【主張】台風12号 厳重な備えと早期避難を - 産経ニュース

【主張】台風12号 厳重な備えと早期避難を

 日本の南の太平洋上で発生した台風12号は発達しながら北上し、週末の28日から29日にかけて関東甲信地方に上陸する可能性が高い。
 花火大会や夏祭りなど各地でイベントが予定されている。海や山でのレジャーを計画している人も多いだろう。
 台風の進路を見極めたい意識が働くだろうが、早めに中止を決断すべきである。
 台風は大雨、暴風、高潮をもたらし、雷や竜巻を伴うこともある複合的な自然災害だ。台風12号の影響で、豪雨の被災地を含む西日本から北日本までの広い範囲で天候が荒れる可能性がある。

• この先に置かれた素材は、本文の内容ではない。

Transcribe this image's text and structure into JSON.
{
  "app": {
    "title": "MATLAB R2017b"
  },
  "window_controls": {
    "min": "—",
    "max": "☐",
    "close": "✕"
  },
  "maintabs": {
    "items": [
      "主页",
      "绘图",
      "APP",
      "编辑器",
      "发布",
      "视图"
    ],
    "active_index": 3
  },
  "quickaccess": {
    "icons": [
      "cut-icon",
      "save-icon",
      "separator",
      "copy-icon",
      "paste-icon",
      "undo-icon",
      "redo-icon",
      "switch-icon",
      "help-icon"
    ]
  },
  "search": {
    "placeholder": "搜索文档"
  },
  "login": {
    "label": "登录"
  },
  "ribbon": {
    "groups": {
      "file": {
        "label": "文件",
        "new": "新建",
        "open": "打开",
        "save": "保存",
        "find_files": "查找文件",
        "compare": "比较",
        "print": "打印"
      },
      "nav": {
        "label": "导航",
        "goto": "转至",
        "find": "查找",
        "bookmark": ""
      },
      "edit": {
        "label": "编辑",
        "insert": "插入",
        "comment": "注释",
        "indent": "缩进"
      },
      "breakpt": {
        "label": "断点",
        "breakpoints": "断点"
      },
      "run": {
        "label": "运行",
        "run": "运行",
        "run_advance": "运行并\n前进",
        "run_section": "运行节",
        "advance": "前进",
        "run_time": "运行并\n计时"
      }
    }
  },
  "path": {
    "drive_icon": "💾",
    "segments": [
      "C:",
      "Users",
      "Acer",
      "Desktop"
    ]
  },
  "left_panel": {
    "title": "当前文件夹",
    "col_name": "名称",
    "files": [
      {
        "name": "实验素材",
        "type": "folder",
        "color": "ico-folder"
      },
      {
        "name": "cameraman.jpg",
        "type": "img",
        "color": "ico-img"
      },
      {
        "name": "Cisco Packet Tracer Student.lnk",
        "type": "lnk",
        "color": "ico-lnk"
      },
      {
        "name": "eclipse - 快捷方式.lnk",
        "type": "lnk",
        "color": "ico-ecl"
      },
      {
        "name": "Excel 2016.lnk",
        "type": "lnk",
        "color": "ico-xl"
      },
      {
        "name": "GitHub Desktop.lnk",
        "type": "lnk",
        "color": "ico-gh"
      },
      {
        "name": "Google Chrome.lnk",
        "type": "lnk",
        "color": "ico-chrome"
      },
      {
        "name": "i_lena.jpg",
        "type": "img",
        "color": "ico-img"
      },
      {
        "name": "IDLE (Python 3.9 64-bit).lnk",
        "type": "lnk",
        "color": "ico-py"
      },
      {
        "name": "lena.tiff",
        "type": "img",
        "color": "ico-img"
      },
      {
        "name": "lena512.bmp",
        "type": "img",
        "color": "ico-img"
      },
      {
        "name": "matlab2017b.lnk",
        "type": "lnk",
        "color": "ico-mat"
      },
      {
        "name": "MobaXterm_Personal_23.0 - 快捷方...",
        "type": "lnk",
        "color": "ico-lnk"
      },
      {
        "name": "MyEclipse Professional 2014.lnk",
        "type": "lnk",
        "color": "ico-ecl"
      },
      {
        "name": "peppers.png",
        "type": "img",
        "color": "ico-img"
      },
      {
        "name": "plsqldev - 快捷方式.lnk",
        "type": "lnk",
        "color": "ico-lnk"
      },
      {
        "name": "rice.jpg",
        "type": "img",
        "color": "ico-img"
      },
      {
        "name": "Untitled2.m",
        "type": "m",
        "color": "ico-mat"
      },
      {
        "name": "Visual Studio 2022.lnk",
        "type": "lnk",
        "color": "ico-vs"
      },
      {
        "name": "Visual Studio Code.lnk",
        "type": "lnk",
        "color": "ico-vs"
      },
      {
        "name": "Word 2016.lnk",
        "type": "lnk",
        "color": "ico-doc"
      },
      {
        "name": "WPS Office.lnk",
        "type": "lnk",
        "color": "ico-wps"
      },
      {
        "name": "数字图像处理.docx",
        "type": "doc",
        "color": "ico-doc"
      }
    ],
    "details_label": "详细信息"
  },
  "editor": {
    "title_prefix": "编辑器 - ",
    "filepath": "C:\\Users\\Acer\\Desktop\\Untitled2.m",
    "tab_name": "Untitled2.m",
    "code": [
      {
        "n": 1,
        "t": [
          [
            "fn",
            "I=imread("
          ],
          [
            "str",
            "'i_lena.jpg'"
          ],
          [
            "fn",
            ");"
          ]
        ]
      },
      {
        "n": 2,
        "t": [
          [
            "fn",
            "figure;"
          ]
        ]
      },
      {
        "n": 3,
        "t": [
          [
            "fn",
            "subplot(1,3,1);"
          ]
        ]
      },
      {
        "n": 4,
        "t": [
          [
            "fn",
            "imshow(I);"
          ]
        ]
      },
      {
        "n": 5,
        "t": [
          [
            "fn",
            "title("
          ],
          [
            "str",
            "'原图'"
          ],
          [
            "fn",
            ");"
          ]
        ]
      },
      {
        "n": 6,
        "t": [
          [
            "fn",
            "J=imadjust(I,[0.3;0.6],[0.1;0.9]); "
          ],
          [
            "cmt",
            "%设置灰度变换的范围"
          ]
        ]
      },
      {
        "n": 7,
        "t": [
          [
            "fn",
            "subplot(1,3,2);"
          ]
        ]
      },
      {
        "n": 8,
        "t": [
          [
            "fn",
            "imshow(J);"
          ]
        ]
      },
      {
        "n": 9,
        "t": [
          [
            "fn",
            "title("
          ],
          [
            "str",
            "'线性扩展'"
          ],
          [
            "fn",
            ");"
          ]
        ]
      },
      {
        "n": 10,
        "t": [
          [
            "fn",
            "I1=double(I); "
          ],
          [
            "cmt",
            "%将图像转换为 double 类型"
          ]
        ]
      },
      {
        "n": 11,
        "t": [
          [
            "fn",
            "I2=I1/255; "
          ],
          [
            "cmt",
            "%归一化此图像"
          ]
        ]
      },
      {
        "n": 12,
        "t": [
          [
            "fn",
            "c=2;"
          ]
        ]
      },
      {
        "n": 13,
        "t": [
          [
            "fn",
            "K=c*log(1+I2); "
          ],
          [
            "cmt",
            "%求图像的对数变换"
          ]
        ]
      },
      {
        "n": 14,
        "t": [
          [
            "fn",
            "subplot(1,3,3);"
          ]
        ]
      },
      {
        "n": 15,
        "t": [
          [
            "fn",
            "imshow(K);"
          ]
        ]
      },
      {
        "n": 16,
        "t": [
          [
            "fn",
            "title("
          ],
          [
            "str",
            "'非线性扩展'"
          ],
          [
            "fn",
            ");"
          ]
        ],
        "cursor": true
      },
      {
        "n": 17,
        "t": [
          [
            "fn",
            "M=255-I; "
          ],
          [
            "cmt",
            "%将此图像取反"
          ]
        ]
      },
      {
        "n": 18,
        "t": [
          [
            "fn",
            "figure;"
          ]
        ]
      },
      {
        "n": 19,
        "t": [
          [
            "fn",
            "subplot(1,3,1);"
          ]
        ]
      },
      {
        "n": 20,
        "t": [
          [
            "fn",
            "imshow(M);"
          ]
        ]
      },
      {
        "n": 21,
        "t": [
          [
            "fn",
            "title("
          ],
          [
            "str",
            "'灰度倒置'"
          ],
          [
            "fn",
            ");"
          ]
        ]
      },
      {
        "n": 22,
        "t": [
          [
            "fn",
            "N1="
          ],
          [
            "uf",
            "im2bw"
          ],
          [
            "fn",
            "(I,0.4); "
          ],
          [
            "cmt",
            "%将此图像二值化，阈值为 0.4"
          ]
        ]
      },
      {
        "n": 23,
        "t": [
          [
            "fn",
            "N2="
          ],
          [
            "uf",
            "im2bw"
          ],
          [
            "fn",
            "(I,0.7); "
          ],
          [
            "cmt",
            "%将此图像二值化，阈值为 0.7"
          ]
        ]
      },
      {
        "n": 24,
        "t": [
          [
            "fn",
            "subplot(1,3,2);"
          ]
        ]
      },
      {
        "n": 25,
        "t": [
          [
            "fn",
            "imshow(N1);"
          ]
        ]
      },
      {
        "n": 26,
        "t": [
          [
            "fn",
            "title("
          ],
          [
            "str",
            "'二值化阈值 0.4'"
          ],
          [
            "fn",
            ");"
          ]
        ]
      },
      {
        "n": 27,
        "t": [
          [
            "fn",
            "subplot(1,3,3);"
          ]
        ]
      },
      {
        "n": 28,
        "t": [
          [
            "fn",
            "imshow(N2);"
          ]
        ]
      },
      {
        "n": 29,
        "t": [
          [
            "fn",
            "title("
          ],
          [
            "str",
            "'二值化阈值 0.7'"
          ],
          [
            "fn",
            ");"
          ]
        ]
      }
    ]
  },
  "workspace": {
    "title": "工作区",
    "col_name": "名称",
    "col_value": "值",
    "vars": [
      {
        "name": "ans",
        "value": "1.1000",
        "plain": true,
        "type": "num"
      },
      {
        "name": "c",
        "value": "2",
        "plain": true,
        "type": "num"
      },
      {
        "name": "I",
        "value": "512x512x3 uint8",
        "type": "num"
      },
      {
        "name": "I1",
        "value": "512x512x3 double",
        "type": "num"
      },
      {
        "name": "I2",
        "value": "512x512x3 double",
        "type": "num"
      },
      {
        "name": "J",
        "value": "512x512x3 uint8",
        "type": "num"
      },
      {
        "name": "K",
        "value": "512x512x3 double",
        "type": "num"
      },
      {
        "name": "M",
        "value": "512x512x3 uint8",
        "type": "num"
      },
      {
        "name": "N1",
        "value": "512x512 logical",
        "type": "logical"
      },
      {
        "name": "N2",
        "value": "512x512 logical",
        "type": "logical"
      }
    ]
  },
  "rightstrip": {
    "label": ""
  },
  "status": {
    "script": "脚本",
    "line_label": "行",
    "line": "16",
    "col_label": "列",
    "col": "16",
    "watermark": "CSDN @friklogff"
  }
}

 命を守るために最も重要なことは「早めの避難」である。住民と自治体が連携し、災害弱者の視点で安全確保行動の徹底を図ってもらいたい。災害に対しては、大袈裟(おおげさ)に思えるくらいの厳重な備えを心がけるべきである。
 気象庁によると、台風12号は27日に小笠原諸島に接近し、28日には強い勢力を保ったまま伊豆諸島付近から北西方向に、関東甲信、東海、北陸地方にかけて、本州を直撃するコースを進むと予想されている。
 日本列島に接近、上陸する台風が北西寄りの進路をとるのは極めて珍しい。
 水温の高い海上で発達した台風が衰えないまま首都圏を襲う恐れがある。1年間で最も潮位が高い時期が重なる。暴風雨と高潮に対してぬかりない警戒が必要だ。

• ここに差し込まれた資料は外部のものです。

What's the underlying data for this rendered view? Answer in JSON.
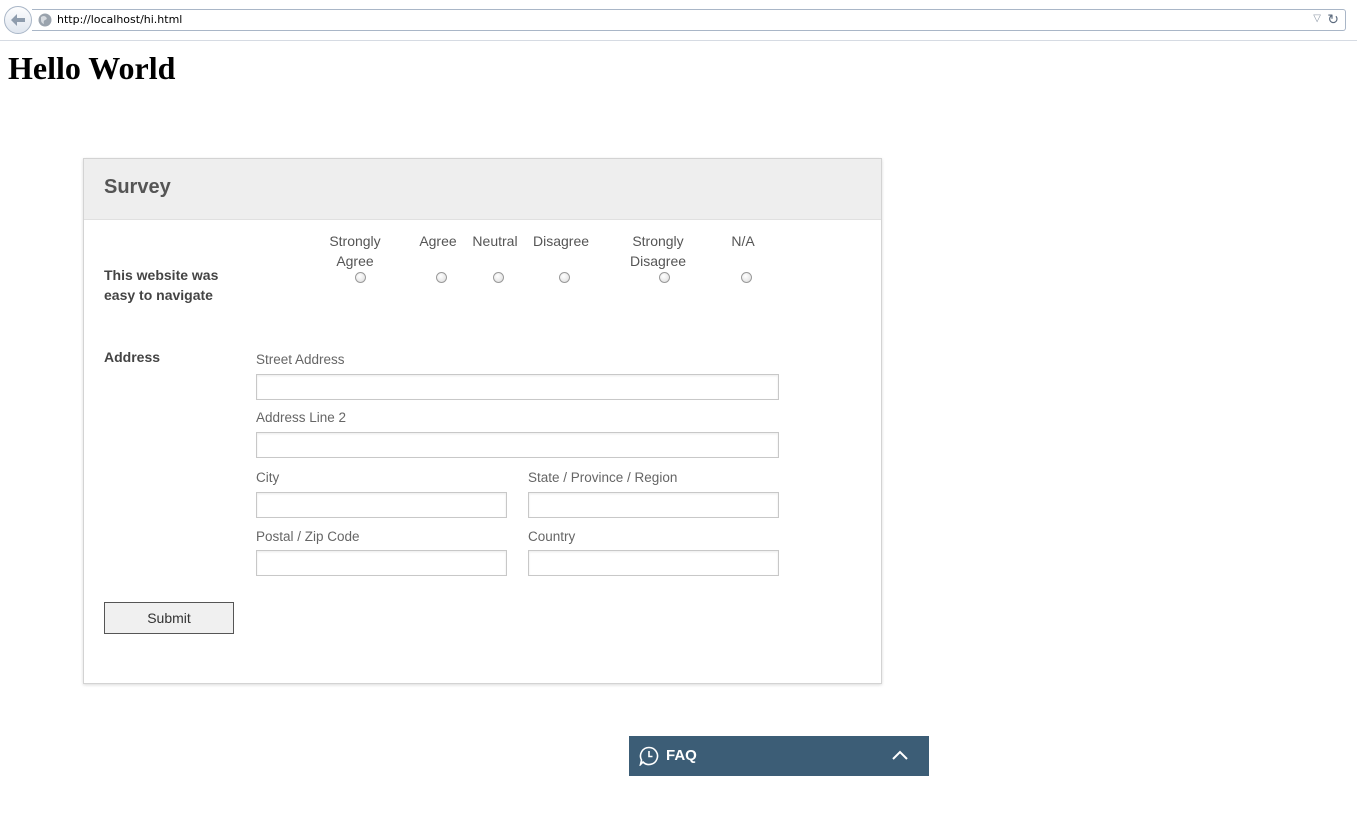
{
  "browser": {
    "url": "http://localhost/hi.html",
    "back_icon": "back-arrow-icon",
    "site_icon": "globe-icon",
    "reload_icon": "reload-icon"
  },
  "page": {
    "title": "Hello World"
  },
  "survey": {
    "title": "Survey",
    "question": "This website was easy to navigate",
    "options": [
      {
        "label": "Strongly Agree"
      },
      {
        "label": "Agree"
      },
      {
        "label": "Neutral"
      },
      {
        "label": "Disagree"
      },
      {
        "label": "Strongly Disagree"
      },
      {
        "label": "N/A"
      }
    ],
    "address_label": "Address",
    "fields": {
      "street": "Street Address",
      "line2": "Address Line 2",
      "city": "City",
      "state": "State / Province / Region",
      "zip": "Postal / Zip Code",
      "country": "Country"
    },
    "submit_label": "Submit"
  },
  "faq": {
    "label": "FAQ",
    "icon": "clock-bubble-icon",
    "toggle_icon": "chevron-up-icon"
  },
  "colors": {
    "faq_background": "#3c5d76",
    "card_header": "#eeeeee"
  }
}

 12号の列島上陸は、28日夜ごろと予想される。西日本豪雨では多くの地域で、特別警報が発表されてからでは安全な避難行動が困難な状況になっていた。これを教訓としなければならない。
 土砂災害や河川の氾濫、高潮による浸水のリスクが高い地域では、風雨が強まる前に避難することが大前提である。
 商業地域や住宅街では、看板などの屋外構造物の暴風対策も不可欠だ。撤去や固定など可能な限りの対策を早めに実施したい。
 停電や断水を想定し、水、食料、日用品、懐中電灯、ラジオなどの備蓄、準備も欠かせない。
 九州や四国と比べると、首都圏をはじめとする東日本は、人も街も台風の直撃に慣れていない。
 想像を超えるスピードと威力で災害は襲ってくる。その認識を心に強く刻んで、台風への備えに万全を期したい。